The startup on every venture and angel investor's lips these days isn't a social media company or a site hawking coupons. No, the tech world is currently enamored with Dropbox, a four-year-old company that aims to bring cloud computing -- that catchall phrase corporations use to describe services delivered via the Internet -- to consumers and businesses.
MIT graduate Drew Houston co-founded the startup in 2007, when he got tired of keeping track of his USB thumb drive. Without a quick and easy replacement, he did what any entrepreneur would do: created one himself.
Dropbox lets users store digital files -- photos, personal documents, music -- in an electronic locker that the owner can access or share on nearly any Net-connected device. Its strength lies in its simplicity. Download the utility, create an account, and you're ready to go. Users put all their electronic files in a virtual folder -- the one that lives in the cloud -- where they can interact with the files via the Dropbox app or website as if they were in any regular computer folder, view photos in Gallery format, and share them with non-users.
"They've said, 'Look, rather than try to do every folder on your machine, do it with one folder, and do a killer job at it," says Forrester analyst Frank Gillett. "That extreme focus has produced the 'Wow' factor to really impress people."
SalesForce.com (CRM) CEO Marc Benioff, who knows Houston and says he follows the company, agrees. "I can take a file, access it anywhere, and it just works," he says.
Which is why, despite scant marketing and loads of competition, the service has earned millions of devoted customers who use it for tasks like co-writing books or even coordinating multiple self-steering farm tractors.
One of them is Dave Goldberg, CEO of the online questionnaire company Survey Monkey and a friend of Houston's. Last year, Houston shared photos of a dinner they had together via Dropbox, and Goldberg got hooked. Survey Monkey relies on Dropbox for file sharing, and Goldberg more recently converted his family to the service.
"It's not a new concept, but sometimes you have the right team in the right place at the right time with the right product, and it just clicks," he says. "I kind of think that's what Dropbox is and has done. Lots of people have done social networking before Facebook, but making it easy, fast, clean and simple, and then iterating based on what consumers want is also important."

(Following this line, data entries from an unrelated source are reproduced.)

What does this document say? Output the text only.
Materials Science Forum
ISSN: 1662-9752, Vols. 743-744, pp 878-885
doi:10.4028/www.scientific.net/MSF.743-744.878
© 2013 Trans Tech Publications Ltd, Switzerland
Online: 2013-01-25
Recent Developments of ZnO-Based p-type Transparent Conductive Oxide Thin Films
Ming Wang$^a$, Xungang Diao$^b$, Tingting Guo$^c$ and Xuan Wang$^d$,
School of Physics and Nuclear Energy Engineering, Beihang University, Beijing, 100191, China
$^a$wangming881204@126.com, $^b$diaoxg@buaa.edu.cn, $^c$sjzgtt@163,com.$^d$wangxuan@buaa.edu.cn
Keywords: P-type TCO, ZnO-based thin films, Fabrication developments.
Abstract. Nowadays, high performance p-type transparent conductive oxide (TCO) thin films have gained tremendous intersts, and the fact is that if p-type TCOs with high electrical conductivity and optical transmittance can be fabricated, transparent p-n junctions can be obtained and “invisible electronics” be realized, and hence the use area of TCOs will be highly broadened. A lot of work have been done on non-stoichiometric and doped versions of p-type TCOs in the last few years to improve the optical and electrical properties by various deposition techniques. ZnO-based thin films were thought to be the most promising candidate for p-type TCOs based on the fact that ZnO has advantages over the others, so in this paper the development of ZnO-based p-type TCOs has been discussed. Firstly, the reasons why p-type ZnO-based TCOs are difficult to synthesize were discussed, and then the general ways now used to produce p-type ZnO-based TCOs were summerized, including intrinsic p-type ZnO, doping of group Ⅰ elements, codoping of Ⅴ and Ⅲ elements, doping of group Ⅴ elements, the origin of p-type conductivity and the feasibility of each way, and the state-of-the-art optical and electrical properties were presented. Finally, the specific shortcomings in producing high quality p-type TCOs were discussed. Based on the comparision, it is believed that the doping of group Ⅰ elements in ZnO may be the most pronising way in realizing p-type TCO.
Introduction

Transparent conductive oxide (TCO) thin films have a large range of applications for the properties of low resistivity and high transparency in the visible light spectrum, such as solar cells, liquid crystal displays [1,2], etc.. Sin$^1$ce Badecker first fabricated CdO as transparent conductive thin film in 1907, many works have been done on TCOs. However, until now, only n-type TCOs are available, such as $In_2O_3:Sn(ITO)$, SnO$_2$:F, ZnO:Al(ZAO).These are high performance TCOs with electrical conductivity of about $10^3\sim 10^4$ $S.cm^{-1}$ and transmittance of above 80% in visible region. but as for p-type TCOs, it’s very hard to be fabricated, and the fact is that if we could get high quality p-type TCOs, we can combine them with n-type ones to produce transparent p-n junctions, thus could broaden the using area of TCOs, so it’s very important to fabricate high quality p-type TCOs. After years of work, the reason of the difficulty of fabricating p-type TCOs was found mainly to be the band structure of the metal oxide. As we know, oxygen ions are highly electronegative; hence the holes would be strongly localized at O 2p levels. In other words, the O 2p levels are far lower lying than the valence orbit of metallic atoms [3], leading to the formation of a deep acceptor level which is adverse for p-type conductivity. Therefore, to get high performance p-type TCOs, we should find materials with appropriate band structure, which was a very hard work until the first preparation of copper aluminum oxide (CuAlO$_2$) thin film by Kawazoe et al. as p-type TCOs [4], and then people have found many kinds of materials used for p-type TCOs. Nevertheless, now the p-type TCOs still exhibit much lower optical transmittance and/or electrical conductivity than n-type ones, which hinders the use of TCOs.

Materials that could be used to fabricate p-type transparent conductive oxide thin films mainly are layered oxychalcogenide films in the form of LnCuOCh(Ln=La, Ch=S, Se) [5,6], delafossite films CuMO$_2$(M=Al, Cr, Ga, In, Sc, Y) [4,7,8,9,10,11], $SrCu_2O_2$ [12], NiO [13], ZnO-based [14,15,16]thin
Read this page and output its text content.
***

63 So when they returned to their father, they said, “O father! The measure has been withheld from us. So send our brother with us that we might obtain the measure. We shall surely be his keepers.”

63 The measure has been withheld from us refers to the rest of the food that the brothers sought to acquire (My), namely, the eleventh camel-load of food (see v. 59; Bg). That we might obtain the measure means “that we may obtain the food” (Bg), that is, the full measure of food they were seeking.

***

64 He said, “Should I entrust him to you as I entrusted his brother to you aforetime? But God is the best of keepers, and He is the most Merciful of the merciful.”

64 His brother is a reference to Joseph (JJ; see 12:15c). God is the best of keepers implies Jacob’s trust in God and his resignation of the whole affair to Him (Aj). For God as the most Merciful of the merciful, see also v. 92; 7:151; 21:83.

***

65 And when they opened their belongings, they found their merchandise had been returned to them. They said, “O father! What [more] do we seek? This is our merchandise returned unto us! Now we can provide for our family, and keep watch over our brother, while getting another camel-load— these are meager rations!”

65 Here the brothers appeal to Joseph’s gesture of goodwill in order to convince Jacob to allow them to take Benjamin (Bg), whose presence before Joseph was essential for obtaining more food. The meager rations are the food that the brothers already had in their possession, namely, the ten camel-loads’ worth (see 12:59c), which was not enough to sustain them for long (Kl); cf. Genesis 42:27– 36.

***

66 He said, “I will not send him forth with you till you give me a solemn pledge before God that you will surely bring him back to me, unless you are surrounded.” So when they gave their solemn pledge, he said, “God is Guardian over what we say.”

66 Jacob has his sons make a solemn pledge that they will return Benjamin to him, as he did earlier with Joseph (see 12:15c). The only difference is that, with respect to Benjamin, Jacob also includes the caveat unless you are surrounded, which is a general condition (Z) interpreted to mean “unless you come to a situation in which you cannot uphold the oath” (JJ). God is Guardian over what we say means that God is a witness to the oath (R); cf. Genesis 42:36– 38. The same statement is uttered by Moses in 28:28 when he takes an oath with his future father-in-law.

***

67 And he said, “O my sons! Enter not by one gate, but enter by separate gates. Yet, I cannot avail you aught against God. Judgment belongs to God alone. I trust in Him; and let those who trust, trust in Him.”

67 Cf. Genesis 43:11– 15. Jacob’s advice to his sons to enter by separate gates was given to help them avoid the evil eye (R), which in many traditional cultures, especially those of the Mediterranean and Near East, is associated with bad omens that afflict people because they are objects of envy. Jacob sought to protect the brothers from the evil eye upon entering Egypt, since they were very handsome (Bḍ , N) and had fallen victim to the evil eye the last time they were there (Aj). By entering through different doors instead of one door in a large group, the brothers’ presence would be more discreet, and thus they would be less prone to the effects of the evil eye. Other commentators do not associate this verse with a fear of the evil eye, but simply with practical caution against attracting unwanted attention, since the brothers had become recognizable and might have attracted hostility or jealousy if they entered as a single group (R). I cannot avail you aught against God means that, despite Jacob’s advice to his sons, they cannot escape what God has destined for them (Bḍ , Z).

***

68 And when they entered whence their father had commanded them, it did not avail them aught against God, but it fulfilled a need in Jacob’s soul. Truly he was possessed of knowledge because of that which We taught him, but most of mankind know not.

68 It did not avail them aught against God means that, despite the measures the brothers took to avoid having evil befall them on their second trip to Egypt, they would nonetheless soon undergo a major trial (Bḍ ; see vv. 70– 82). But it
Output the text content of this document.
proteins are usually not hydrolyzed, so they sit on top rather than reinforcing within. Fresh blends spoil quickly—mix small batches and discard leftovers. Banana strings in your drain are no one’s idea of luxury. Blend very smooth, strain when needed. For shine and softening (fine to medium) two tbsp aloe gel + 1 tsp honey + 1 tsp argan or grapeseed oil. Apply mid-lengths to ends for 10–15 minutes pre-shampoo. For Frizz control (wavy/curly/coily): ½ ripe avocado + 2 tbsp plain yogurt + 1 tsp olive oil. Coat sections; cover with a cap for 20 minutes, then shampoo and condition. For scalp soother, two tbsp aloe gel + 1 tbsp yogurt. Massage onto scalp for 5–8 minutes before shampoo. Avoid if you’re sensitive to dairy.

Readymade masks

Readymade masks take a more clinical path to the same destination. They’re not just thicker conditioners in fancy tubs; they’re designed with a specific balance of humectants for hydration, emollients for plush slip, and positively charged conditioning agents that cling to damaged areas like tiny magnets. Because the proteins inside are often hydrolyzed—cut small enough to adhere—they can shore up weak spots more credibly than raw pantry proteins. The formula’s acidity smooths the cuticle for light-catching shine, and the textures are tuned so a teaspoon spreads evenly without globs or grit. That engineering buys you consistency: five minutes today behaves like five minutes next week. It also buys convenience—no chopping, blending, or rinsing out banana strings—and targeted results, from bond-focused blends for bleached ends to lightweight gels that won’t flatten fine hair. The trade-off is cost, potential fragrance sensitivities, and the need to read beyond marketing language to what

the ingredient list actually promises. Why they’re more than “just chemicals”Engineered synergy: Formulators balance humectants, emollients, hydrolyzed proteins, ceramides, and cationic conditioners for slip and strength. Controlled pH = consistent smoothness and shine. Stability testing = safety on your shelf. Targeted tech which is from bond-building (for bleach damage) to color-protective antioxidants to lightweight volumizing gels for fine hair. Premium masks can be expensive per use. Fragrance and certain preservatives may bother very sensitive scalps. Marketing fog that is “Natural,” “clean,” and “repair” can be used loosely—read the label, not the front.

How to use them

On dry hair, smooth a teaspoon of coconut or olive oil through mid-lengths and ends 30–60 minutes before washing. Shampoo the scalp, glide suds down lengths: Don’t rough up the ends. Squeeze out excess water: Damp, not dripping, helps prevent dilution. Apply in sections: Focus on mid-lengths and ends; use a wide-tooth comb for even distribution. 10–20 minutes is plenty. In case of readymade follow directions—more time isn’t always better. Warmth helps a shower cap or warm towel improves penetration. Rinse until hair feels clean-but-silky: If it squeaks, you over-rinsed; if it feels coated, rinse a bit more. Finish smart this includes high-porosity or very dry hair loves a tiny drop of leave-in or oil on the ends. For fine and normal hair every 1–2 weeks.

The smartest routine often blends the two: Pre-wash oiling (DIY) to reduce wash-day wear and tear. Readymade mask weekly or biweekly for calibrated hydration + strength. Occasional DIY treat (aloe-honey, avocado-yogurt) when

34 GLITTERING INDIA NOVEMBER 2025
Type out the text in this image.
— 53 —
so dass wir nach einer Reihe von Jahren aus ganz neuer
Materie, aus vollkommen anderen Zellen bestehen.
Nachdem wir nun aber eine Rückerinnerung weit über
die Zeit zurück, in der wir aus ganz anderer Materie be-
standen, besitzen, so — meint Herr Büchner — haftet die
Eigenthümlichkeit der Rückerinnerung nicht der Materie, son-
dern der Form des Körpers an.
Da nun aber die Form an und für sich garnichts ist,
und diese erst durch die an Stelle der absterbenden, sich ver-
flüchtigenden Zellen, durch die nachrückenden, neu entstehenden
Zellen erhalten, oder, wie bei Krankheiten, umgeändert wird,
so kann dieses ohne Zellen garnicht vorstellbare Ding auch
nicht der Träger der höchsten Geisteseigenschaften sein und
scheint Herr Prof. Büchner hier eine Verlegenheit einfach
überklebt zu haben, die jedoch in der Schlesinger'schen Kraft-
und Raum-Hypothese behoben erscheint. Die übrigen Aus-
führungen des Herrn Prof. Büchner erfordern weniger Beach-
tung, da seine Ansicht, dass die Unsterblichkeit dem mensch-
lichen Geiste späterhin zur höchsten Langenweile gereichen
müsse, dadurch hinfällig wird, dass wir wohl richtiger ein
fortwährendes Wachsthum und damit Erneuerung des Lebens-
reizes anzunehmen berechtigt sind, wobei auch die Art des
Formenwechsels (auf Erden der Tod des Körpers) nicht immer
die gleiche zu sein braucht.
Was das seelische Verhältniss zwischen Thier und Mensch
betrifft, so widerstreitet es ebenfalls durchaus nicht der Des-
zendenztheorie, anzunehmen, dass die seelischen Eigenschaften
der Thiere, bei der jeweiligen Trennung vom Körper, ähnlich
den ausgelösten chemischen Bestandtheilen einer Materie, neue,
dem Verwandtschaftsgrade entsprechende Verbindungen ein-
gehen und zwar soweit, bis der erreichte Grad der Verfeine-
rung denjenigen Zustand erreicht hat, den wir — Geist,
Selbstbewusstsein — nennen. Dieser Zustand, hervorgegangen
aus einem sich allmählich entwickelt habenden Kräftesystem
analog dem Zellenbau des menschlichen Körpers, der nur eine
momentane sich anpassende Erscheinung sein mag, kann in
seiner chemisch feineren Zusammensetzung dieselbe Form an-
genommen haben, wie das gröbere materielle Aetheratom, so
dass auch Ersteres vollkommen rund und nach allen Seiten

Silicon Valley insiders attribute Dropbox's success mostly to word of mouth and an attractive referral program. The service uses a "freemium" model where the first two gigabytes of storage is free (more capacity costs up to $20 a month), but for every friend who signs up for a free or paid account, both the referral and the referrer get an additional 250 MB. Dropbox also earned some choice product placement: It's a featured app in the Apple App Store.
Dropbox has also accepted surprisingly little venture funding. It received seed money from Paul Graham's Y Combinator four years ago and snagged about $7 million from Sequoia Capital, Accel Partners, and others -- a pittance compared with the nearly $1 billion raised by Groupon earlier this year. Meanwhile, investors like angel Ron Conway, who says he sees roughly 70% of all startup deals in the Valley, are dying to get in on a piece of the company.
What gives? Thanks to a lean operation with some 45 employees, Dropbox reportedly experiences well over 10 times year-over-year growth and positive cash flow. Sources say its revenue met internal 2011 sales projections in 2010, and Benioff predicts sales could hit $100 million this year. (The company declined to comment.) Others, like tech entrepreneur Praveen Yajman, another friend and former coworker of Houston's, indicate the company may already be worth between $1 billion and $2 billion, making it ripe for acquisition and a healthy exit for investors, or setting it up to be a major independent player in the consumer cloud race. Good signs to be sure, and yet, the company doesn't appear to be taking itself too seriously. Case in point: Dropbox's jobs page has a random cartoon AK-47-wielding T-Rex riding a great white shark.
Obviously such shop talk, particularly about a company's valuation, can sometimes be more art than science. And there's little to stop Google (GOOG), which offers online storage through Gmail, and Amazon (AMZN), with its own Amazon Web Services, from making a greater push into Dropbox's territory. But all signs point to the fact that the company has enough general support and escape velocity to become one of the few real winners in the cloud once the dust settles, which cartoon dinosaur or not, is some serious business.